Diving into the deep end of a subject is nothing new for me, even if it means breaking the law. I once tried to smuggle a diamond out of West Africa while researching diamond smuggling for “Blood Diamonds” (the rough diamond I bought on the black market in Freetown, it turned out, was a fake, but I didn’t know that until I got to the United States). I learned how to pick locks for “Flawless,” a book about a diamond heist, and I even snuck myself into the vault that was robbed so I could see what it was like. Compared to those minor crimes committed in my dedication to research, what was growing a little pot?

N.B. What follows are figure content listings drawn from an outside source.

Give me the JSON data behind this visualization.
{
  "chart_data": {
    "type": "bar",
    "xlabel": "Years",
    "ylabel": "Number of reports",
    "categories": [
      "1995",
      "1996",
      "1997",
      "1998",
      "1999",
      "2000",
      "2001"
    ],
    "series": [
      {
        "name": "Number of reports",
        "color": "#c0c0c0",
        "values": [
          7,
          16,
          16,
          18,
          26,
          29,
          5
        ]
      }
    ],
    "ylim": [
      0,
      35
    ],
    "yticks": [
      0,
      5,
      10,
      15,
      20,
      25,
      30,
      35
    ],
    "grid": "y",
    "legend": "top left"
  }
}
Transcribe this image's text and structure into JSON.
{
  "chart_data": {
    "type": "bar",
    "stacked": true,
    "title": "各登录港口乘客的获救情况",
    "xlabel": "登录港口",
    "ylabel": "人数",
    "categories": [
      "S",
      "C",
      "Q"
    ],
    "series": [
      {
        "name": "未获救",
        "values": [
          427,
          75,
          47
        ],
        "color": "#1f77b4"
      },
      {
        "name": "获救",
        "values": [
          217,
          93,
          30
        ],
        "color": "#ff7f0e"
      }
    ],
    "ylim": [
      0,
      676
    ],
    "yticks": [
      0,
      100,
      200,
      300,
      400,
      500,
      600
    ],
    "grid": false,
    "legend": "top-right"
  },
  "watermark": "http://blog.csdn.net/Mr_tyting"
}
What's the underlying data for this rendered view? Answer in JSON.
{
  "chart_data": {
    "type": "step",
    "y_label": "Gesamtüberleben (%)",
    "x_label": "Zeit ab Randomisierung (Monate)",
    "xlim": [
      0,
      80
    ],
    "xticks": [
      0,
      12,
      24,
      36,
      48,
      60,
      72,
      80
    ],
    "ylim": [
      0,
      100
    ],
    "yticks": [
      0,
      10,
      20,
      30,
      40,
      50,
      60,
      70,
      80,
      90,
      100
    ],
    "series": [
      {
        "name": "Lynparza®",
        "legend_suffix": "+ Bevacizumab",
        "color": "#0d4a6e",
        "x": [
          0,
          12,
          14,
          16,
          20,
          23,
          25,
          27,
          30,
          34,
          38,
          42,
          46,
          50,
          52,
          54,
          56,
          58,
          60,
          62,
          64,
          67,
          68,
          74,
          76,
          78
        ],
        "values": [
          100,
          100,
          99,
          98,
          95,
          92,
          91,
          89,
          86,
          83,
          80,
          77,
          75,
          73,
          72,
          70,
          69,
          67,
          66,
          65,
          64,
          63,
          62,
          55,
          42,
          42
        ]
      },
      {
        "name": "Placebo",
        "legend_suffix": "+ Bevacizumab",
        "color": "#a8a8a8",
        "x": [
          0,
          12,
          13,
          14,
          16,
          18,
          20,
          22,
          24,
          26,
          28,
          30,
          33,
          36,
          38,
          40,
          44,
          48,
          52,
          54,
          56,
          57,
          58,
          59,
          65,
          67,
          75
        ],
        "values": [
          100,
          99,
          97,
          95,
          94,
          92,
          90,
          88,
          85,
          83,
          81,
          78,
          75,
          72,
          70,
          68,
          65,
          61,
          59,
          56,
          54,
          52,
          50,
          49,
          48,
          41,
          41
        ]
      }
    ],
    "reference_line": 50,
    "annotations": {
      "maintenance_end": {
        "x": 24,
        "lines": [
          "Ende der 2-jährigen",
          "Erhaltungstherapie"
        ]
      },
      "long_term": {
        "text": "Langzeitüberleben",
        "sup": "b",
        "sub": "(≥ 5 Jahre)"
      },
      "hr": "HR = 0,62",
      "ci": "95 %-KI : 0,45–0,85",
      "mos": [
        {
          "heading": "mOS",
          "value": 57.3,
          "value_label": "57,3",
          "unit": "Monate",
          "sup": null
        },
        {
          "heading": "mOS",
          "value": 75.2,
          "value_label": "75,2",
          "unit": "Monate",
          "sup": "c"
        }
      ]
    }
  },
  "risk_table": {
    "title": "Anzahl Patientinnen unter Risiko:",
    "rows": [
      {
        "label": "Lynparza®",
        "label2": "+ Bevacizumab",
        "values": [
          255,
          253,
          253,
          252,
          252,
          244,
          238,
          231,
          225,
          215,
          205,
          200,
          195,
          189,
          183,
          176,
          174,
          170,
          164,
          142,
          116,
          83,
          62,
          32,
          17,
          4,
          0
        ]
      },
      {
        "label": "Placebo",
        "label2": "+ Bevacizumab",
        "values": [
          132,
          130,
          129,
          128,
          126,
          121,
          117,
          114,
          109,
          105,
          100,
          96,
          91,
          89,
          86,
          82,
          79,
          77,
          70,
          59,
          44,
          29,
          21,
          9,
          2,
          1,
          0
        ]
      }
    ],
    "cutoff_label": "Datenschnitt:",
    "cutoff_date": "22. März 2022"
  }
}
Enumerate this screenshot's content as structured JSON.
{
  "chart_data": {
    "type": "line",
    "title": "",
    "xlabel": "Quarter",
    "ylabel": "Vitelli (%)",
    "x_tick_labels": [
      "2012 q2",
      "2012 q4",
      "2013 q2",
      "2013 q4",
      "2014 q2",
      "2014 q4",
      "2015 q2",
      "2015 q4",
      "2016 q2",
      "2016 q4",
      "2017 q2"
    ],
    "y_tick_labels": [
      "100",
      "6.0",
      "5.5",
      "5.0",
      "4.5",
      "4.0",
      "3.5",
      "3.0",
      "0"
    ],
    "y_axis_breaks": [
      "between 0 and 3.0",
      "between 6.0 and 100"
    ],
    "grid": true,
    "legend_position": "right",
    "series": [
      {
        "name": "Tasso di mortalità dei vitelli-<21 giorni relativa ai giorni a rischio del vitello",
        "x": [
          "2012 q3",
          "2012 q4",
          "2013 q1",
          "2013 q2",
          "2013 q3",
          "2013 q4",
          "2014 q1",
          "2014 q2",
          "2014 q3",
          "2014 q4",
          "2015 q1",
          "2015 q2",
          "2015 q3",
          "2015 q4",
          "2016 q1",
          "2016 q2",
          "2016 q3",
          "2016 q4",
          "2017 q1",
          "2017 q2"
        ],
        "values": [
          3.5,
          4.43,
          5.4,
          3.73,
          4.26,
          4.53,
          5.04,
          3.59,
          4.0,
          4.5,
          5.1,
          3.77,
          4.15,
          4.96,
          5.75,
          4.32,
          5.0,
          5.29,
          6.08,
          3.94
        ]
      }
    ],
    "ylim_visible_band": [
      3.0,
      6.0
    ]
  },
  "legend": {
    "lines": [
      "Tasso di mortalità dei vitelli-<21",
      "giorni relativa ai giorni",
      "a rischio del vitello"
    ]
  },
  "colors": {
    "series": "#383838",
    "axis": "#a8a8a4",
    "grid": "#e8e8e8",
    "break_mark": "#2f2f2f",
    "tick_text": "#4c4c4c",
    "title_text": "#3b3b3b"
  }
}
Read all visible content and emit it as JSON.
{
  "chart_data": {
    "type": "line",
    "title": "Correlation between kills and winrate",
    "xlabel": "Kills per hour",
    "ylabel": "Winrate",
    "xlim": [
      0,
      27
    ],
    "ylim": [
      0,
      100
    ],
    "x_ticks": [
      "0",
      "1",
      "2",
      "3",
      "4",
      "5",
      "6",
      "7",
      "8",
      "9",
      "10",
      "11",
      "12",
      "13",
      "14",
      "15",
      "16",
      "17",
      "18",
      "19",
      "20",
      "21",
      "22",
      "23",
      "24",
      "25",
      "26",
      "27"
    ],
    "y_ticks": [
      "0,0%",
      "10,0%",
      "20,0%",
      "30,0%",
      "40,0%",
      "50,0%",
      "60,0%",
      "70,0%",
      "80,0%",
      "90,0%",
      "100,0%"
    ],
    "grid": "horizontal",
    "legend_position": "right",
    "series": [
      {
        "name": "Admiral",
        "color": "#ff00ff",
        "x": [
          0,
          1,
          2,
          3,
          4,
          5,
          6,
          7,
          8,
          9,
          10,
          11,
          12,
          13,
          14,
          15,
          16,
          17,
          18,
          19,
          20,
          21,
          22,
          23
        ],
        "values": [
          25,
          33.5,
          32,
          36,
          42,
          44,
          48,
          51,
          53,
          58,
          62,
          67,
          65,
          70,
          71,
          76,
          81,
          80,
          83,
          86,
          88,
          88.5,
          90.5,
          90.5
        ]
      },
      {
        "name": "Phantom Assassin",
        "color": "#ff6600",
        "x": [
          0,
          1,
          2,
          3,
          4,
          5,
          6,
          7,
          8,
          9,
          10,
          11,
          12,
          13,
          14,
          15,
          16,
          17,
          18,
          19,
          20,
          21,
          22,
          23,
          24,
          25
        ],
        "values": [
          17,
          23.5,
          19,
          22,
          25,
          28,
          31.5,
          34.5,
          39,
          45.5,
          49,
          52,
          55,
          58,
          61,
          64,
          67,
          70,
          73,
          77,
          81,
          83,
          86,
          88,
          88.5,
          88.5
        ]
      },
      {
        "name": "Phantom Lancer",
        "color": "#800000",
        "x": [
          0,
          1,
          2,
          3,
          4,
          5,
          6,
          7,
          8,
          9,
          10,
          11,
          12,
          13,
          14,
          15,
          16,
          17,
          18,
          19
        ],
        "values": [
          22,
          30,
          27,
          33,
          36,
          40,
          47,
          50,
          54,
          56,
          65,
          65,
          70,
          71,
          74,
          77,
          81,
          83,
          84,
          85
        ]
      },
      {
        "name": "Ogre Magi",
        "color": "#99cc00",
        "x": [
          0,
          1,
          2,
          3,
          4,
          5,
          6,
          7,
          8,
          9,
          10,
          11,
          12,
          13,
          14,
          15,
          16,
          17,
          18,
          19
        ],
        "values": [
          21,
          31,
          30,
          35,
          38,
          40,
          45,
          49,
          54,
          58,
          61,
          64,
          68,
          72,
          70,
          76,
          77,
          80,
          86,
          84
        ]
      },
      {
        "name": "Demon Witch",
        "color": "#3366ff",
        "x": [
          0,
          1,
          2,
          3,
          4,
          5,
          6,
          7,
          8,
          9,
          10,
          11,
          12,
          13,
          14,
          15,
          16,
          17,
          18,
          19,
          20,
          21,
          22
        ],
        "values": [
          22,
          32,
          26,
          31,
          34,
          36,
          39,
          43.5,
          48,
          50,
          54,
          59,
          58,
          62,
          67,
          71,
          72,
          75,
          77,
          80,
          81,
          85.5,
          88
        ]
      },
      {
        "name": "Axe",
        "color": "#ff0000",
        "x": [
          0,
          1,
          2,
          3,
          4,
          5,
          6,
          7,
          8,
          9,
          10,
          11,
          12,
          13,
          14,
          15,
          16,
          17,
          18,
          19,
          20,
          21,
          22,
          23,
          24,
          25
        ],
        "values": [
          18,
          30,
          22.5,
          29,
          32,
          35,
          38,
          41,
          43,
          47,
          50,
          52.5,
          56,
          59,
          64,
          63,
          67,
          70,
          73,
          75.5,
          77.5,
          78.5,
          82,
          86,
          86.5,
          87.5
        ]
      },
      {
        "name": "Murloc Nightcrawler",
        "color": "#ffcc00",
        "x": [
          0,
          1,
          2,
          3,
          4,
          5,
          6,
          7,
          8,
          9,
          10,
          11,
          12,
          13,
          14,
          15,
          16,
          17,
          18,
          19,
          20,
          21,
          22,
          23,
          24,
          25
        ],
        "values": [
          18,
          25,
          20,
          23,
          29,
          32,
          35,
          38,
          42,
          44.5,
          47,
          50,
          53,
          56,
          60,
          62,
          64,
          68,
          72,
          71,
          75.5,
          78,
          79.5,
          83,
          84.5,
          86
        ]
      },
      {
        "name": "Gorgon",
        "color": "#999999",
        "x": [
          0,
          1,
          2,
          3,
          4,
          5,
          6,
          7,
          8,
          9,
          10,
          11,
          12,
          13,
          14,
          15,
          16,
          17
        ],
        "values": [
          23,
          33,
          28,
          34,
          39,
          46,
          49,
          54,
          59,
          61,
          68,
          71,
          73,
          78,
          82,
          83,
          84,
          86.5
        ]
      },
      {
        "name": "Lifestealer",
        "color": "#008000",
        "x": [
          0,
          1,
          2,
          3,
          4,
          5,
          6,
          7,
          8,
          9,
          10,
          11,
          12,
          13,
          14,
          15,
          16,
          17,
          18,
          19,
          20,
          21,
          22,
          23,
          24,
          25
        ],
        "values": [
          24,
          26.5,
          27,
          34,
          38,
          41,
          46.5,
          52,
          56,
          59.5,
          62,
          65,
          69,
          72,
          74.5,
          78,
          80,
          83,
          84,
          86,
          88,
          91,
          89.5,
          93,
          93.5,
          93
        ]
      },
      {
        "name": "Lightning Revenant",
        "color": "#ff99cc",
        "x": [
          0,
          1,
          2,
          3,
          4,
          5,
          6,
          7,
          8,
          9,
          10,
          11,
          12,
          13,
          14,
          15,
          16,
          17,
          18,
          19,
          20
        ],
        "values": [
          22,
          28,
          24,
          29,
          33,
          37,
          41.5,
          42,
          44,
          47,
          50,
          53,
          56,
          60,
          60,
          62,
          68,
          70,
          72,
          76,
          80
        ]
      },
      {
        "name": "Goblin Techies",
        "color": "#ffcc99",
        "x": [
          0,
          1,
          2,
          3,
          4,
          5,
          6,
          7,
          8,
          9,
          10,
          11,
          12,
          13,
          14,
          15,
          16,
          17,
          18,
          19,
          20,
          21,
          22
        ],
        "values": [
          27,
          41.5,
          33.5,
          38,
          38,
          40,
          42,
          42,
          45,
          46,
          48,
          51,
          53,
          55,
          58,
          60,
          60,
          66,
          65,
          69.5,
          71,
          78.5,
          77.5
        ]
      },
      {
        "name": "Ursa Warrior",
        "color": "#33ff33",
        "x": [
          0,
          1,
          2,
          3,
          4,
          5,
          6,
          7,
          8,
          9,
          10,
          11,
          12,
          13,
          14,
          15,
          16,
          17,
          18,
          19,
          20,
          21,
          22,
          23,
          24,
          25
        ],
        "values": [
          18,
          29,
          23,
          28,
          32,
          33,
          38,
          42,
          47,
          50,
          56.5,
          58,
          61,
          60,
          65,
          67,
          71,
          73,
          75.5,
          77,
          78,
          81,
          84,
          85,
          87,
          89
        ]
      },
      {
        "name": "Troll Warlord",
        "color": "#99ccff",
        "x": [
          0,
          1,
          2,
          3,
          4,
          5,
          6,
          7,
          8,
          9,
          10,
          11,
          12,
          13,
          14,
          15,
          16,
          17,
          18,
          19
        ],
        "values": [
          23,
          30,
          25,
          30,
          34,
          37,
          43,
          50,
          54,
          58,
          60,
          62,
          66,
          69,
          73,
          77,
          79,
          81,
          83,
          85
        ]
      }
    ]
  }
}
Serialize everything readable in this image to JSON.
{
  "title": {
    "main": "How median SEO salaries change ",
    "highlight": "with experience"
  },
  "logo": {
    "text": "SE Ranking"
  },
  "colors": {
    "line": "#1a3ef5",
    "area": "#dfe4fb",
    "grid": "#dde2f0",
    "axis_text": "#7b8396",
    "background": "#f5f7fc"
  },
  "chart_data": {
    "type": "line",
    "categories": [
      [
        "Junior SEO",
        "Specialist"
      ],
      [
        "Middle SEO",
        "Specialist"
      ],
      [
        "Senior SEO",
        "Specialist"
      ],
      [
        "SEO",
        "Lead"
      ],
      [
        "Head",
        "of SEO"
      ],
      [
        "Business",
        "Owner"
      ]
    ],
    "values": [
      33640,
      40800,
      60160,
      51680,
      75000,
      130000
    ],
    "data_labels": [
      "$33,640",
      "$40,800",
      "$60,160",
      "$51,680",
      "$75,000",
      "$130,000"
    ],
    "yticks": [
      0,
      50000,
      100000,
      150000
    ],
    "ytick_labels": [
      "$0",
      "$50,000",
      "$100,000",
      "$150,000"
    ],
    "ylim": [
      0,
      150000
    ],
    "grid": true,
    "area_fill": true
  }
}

A lot more than I’d bargained for, as it turned out. First of all, it’s no minor crime. It’s a federal felony to grow even a single marijuana plant, with a minimum fine of $250,000 and a minimum five-year prison sentence. This is true whether you’re growing to alleviate the symptoms of chemotherapy, to get stoned watching “South Park” or for journalistic research. I knew this going in, of course, and figured that with so many people growing marijuana in Colorado at the time — in late 2009, in the wake of the Ogden memo, which signaled that the feds were going to leave state-sanctioned medical marijuana users and their suppliers alone, you were hard-pressed to find someone who wasn’t at least considering the idea — there would be safety in numbers.